You always swear that there aren’t five hundred words for the day.  Not five hundred words of blame or befuddlement or rambling or gratitude, or god forbid, story.  You always swear that today might just be the day that we pack it in.  Maybe that’s just the Open Sesame the mind needs to hear to get started, a little bee in the little bonnet that we can’t let win.

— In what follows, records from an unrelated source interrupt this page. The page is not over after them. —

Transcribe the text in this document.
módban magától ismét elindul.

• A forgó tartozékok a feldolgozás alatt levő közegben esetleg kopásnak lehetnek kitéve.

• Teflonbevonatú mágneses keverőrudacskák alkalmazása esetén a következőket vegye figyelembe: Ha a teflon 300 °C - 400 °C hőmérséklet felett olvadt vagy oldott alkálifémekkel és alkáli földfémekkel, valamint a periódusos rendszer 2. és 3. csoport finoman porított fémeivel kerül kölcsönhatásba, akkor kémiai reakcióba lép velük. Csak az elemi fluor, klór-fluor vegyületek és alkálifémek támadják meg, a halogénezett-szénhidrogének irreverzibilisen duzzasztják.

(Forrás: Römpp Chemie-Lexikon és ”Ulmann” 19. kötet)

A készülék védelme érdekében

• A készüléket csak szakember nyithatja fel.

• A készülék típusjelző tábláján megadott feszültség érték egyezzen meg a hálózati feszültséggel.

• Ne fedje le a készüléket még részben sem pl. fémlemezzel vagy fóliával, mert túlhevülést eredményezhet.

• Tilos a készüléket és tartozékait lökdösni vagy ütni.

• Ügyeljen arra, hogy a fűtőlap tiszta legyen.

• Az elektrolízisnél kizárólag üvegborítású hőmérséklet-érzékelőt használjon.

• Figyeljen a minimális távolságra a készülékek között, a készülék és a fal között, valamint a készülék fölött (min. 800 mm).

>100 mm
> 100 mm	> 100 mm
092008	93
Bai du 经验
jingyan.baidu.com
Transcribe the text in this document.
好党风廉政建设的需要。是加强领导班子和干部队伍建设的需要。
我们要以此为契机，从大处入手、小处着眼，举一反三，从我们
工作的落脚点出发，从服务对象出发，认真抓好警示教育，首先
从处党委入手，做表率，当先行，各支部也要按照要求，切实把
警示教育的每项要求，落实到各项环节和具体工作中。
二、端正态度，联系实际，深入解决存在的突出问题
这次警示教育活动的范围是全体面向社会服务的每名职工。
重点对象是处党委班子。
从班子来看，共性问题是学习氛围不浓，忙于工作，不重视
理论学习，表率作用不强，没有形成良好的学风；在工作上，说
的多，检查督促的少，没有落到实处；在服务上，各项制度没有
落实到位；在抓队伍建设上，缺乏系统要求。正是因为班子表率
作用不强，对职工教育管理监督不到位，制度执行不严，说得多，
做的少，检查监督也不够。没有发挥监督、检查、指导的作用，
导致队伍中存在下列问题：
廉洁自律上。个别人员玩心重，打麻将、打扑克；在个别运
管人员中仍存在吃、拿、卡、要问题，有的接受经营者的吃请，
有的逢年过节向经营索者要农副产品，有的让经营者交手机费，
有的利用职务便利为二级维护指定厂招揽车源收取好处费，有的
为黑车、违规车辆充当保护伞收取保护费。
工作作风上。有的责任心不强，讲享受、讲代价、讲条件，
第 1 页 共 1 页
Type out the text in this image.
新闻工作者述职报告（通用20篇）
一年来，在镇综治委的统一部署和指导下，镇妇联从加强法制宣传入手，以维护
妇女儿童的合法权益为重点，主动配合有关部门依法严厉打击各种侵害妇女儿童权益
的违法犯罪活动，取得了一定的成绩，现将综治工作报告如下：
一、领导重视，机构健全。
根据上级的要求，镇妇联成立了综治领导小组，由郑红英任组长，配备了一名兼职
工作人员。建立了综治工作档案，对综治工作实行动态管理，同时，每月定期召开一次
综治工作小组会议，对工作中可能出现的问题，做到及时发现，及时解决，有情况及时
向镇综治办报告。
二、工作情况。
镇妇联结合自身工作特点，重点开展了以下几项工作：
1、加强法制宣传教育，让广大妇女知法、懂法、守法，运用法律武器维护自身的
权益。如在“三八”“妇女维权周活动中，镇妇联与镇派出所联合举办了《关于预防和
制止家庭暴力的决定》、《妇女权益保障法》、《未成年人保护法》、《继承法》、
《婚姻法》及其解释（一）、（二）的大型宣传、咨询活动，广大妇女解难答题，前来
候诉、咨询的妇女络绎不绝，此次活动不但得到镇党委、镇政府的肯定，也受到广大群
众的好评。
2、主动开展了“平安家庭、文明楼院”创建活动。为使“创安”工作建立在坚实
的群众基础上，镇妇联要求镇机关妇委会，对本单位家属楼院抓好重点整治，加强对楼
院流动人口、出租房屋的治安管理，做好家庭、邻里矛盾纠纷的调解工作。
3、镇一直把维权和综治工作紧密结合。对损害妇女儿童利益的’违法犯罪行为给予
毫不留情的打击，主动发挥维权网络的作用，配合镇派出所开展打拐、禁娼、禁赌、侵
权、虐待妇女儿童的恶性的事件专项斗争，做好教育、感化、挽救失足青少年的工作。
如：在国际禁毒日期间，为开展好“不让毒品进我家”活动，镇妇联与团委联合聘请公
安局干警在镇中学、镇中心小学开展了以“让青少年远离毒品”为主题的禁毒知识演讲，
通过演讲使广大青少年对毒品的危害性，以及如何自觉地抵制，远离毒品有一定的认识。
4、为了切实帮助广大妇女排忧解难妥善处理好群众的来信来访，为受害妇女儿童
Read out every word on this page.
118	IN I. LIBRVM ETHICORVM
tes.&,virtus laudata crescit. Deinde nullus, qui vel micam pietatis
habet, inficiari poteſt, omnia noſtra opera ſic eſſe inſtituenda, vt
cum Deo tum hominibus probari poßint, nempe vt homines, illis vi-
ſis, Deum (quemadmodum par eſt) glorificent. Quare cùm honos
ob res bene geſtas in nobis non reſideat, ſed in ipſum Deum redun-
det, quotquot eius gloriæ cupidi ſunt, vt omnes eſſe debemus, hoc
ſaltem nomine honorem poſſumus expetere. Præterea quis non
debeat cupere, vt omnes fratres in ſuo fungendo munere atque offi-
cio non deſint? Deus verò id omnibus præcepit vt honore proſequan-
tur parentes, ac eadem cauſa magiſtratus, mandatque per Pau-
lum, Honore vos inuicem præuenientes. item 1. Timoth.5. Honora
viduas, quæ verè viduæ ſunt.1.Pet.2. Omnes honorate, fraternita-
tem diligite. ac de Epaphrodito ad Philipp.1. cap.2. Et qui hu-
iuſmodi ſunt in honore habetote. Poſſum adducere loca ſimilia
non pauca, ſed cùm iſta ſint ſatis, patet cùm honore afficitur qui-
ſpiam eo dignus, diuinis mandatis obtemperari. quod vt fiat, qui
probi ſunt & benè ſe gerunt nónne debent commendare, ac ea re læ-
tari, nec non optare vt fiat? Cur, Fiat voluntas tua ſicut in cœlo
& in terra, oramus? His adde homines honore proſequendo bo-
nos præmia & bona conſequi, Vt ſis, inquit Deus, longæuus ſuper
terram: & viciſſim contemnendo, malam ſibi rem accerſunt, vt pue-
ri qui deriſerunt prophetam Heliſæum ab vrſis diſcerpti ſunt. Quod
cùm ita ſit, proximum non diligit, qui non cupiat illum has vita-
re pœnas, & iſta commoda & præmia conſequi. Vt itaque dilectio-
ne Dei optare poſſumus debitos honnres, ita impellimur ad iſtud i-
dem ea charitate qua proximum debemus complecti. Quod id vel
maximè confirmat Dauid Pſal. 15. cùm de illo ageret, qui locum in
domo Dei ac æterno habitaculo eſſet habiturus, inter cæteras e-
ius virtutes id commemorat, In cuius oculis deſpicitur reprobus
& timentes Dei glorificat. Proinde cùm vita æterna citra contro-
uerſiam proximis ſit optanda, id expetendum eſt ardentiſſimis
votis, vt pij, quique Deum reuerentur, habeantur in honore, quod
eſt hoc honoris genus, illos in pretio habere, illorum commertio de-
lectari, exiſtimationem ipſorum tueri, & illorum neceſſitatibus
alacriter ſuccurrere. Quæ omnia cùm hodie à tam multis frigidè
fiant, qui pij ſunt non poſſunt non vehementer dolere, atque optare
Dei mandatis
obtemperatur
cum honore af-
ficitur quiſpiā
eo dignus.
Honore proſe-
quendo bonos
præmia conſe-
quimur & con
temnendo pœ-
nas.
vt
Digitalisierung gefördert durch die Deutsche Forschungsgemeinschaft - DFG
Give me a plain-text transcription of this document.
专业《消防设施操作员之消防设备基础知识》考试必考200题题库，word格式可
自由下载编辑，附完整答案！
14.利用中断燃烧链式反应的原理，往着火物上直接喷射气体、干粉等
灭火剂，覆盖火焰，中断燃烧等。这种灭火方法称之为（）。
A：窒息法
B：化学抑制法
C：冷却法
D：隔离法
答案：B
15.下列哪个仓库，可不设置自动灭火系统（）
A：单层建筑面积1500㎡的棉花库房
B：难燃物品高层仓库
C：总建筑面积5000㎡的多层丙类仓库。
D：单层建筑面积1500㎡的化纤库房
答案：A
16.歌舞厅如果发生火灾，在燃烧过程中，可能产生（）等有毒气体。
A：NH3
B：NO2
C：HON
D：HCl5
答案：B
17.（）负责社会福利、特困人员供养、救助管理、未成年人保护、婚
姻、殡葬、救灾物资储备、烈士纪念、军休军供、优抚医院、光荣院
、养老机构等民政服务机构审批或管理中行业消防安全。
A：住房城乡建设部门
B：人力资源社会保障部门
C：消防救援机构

Of course, there’s no word from Mr. Confusion.  But, less obviously, I continue to be more or less okay with that.  Mostly because there are potential mitigating factors, but the rest of it is me forging this sense of I did what I could. I said it yesterday and the day before and I’ll say it again tomorrow.
 I tried my best.  I couldn’t have possibly done anything else and now, the way the cards are played out is out of my control.  I had a good time, I liked him, I brought him the best version of myself available and I didn’t pretend anything was otherwise.  I followed the fear and ended up being not so afraid. That’s enough. That’s more than enough, that’s a hot damn giant piece of Something.

I did get my teeth cleaned and got a good report – yes, you can see that I am the apotheosis of modern literature in this piece – four months until I go back rather than three.  Things are mild, not severe.  The hygienist is getting married and the last thing in the world she wants to do is go have her “test” makeup done, but her friend insists, so maybe after four glasses of wine it’ll be amazing! Rgghhg, I gargled in apparent sympathy, rrrghnnynn.  I didn’t mind her, talking away over my head, it was quick.

What is more notable is that after several days of non-driving, not needing to, and having the usual flutter of misgivings.  Not that I couldn’t do it, just that the panic would be unbearable.  And it’s never UNbearable, it’s just really unpleasant, it really encourages avoidance.  I figured out my route, took my time, pulled over once or twice on this road where I’ve had bad attacks before, where I’ve gone to 8 or nine on my scale of get me the fuck out of this car right now I will crash it I will kill I will…, sat in a church parking lot that looks over a stretch of highway (parallel, but not crossing the little road I meant to take) and glanced at Amanda Palmer’s recent blog post.  Her friend who I read about in her book The Art of Asking passed away this weekend.   I felt the instant, unbidden recognition of empathetic response.  To be so alive to know such loss. I looked up into the bright sun and saw a rabbit scuttling along the hot cement next to the church.  It’s okay, I thought, it’s okay.  And panicked my way down the road to the turn which made it fine again and it was fine all the rest of the way there and home.